Event flyers are posted outside the Sexual Civility and Empowerment Center office in 1120 Lincoln Tower. The center is currently under review. Credit: Ris Twigg | Assistant Photo Editor

With graduation quickly approaching, I have spent a lot of time reflecting on my four years at Ohio State. While I am proud to be a Buckeye, when I heard the news of the Sexual Civility and Empowerment being non-operational while under review, I became worried for the future of Ohio State. SCE provided me with a sense of security in the darkest time in my life, and now I am ready to advocate for it.

On Aug. 27, 2016, I was raped by a fellow Ohio State student. I was held against my will as a stranger penetrated me, restrained my hands behind my back, pulled my hair, and pushed my head into the pillow — all while I was crying and demanding him to stop. Numerous witnesses saw me distraught after the assault as I immediately ran out of the house, sobbing, looking for my friends. Although I was in shock, I made the courageous decision to call 911. I was taken to the hospital, interviewed by detectives and a nurse and completed a rape kit. I was given shots to prevent pregnancy and STDs, causing immediate nausea, and asked to explain the worst night of my life repeatedly to strangers. This reality left me with a range of emotions including guilt, indignity, despair and rage. The weeks following my attack brought constant flashbacks inducing recurring nightmares, an inability to concentrate and despair like I had never experienced before.

At the darkest and most confusing point in my life, I found Natalie Spiert, a support coordinator and advocate at SCE. Though I initially was skeptical about the center, Natalie offered me a sense of hope. She was down to earth and had a way of making me feel comfortable when no one else could. She listened to my thoughts and understood my feelings. She also offered me coping strategies and helped me get involved with free therapy from Mount Carmel Crime and Trauma Center with therapists trained in helping survivors of sexual assault.

Natalie was there for me throughout every important milestone of my healing process. She helped me tell my parents of my assault and even told them how to properly support me.  Natalie was in communication with the detectives and was the first person I told when I found out my rapist had another victim, which she immediately reported to Ohio State. Natalie supported me when I decided to pursue an Academic Code of Conduct Trial and sat in the room with me while I stood up for myself and told my story. And when I bravely decided to pursue a criminal trial, she was there for me. Natalie attended every meeting with my prosecutor and attended the entire trial.
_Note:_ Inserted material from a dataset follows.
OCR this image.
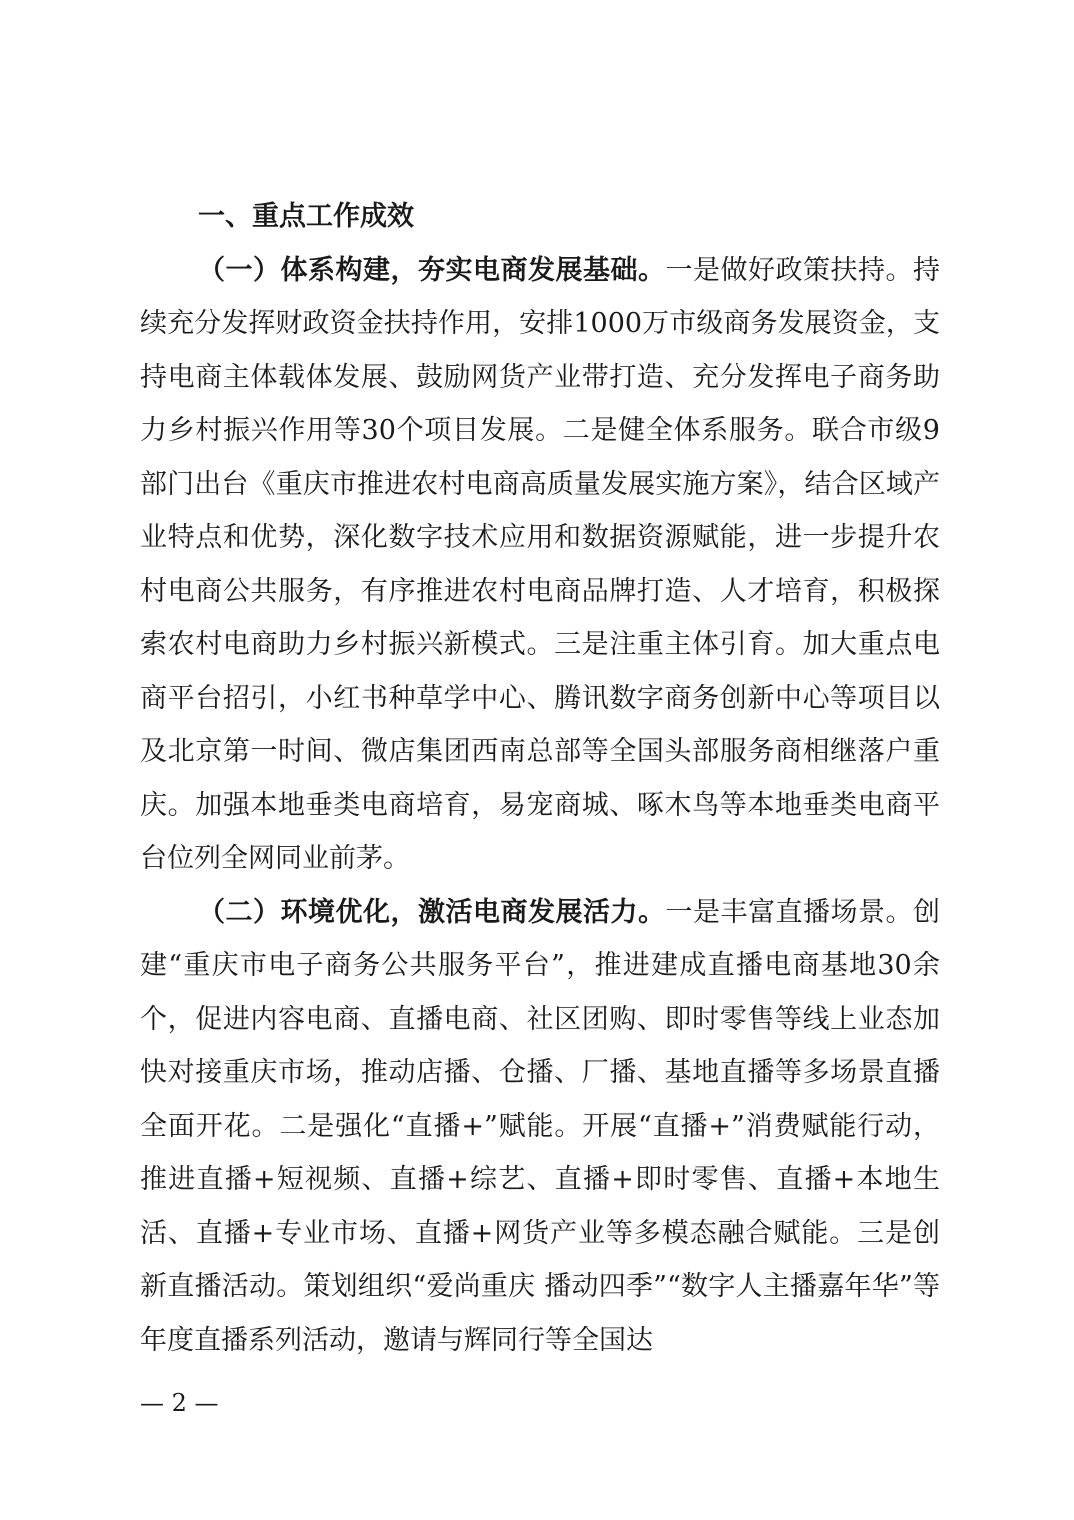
一、重点工作成效

（一）体系构建，夯实电商发展基础。一是做好政策扶持。持续充分发挥财政资金扶持作用，安排1000万市级商务发展资金，支持电商主体载体发展、鼓励网货产业带打造、充分发挥电子商务助力乡村振兴作用等30个项目发展。二是健全体系服务。联合市级9部门出台《重庆市推进农村电商高质量发展实施方案》，结合区域产业特点和优势，深化数字技术应用和数据资源赋能，进一步提升农村电商公共服务，有序推进农村电商品牌打造、人才培育，积极探索农村电商助力乡村振兴新模式。三是注重主体引育。加大重点电商平台招引，小红书种草学中心、腾讯数字商务创新中心等项目以及北京第一时间、微店集团西南总部等全国头部服务商相继落户重庆。加强本地垂类电商培育，易宠商城、啄木鸟等本地垂类电商平台位列全网同业前茅。

（二）环境优化，激活电商发展活力。一是丰富直播场景。创建“重庆市电子商务公共服务平台”，推进建成直播电商基地30余个，促进内容电商、直播电商、社区团购、即时零售等线上业态加快对接重庆市场，推动店播、仓播、厂播、基地直播等多场景直播全面开花。二是强化“直播+”赋能。开展“直播+”消费赋能行动，推进直播+短视频、直播+综艺、直播+即时零售、直播+本地生活、直播+专业市场、直播+网货产业等多模态融合赋能。三是创新直播活动。策划组织“爱尚重庆 播动四季”“数字人主播嘉年华”等年度直播系列活动，邀请与辉同行等全国达

— 2 —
When I testified for two hours in front of my rapist, with the defense attorney questioning my character, Natalie was the person I looked to for strength. Throughout the past year and a half, Natalie was the one person I knew I could trust and who would drop everything to support me.

I have written my story to share my passion for Sexual Civility and Empowerment. Students deserve answers as to why SCE is under review and why coordinators were forced to temporarily cut ties with their students — actions that have left many survivors hopeless, perplexed and unsure of where to go for help. If Natalie had to stop communication with me in the middle of my healing journey it would have been detrimental to my mental and physical well-being. Ohio State must recognize that at this point, regardless of what might have happened, it is doing more harm than good by restricting SCE and the unique support it can offer.
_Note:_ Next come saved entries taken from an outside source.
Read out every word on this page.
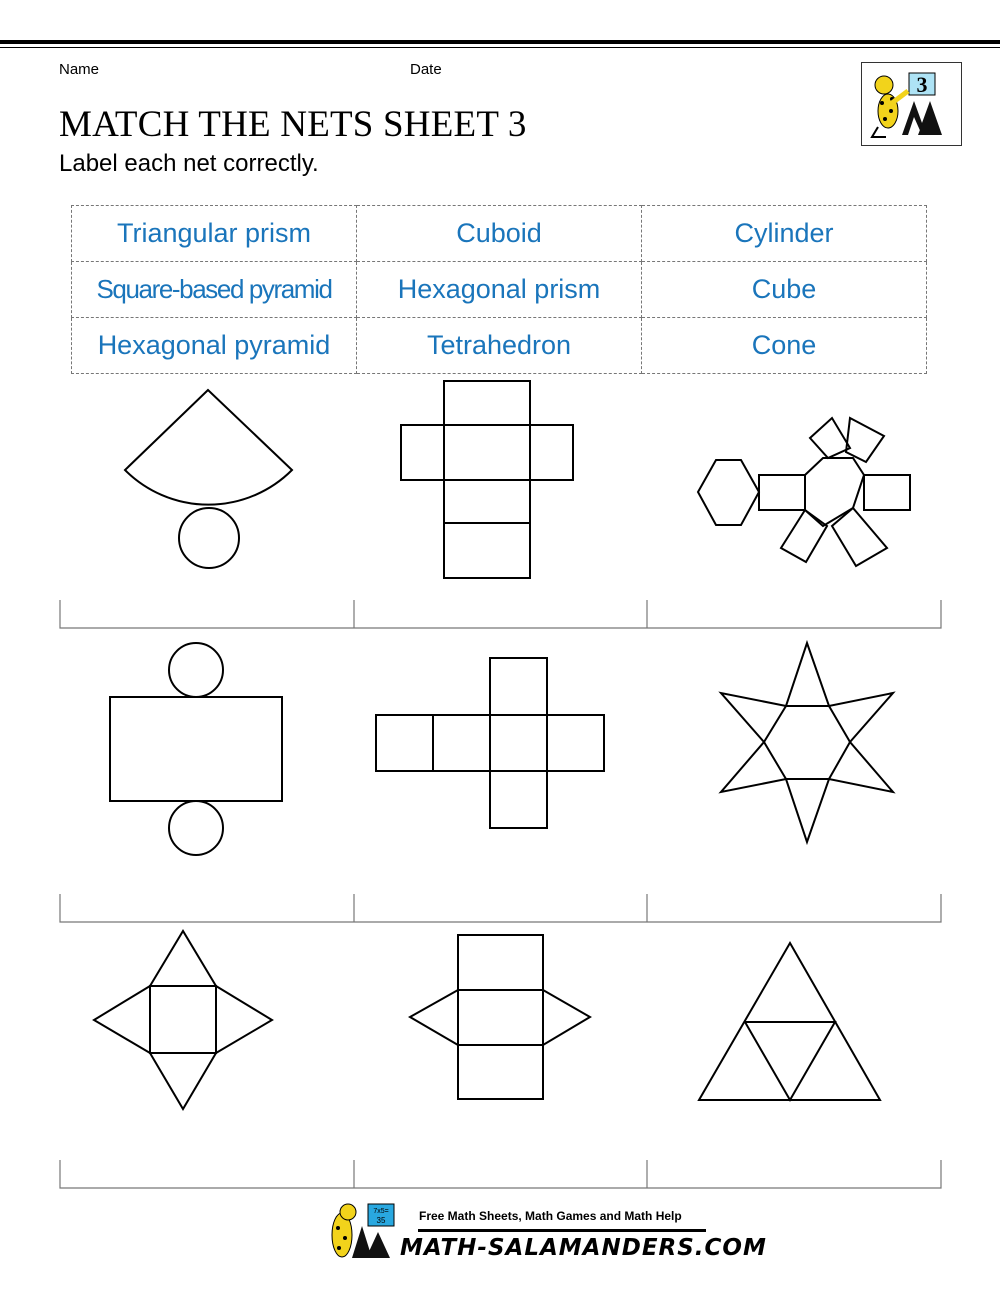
Name	Date
MATCH THE NETS SHEET 3
Label each net correctly.
3
Triangular prism	Cuboid	Cylinder
Square-based pyramid	Hexagonal prism	Cube
Hexagonal pyramid	Tetrahedron	Cone
7x5=
35	Free Math Sheets, Math Games and Math Help
MATH-SALAMANDERS.COM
In SCE’s place, Ohio State is pointing survivors of sexual violence to Counseling and Consultation Services and Sexual Assault Response Network of Central Ohio, a rape crisis intervention program in Columbus. While CCS and SARNCO are credible resources, they did not help me process or heal from my assault. When I was having suicidal thoughts following the assault, I had to wait a full week before I was able to get in for an appointment with CCS. Then, after attending a session with CCS, I left lost and confused. Although these counselors help many people, they do not provide the expertise I found at SCE. Likewise, I initially called SARNCO’s 24/7 rape hotline but hung up after waiting for 45 minutes without speaking to a representative. Furthermore, while SARNCO advocates claim to be on call at hospitals to immediately speak to victims who have received a rape kit, I waited more than two hours for my SARNCO advocate to show up and did not hear from my SARNCO advocate again after the hospital visit.

As someone who has tried CCS and SARNCO, I want university administrators to know that the only resource that helped me was SCE. I have never encountered as much acceptance, support and love as I have with SCE. Natalie didn’t only give me hope and a sense of normalcy, she also saved my life. Without Natalie, I would not have continued my education at Ohio State nor would I be receiving my diploma in a few short weeks. Without her advocacy, I would not have accomplished my dream of attending graduate school. Without Natalie, I might have even taken my own life. Though I walked into the Sexual Civility and Empowerment center scared, lost, and blaming myself, I left confident, resilient and proud of the person I have become.

The author’s name has been withheld to protect her identity.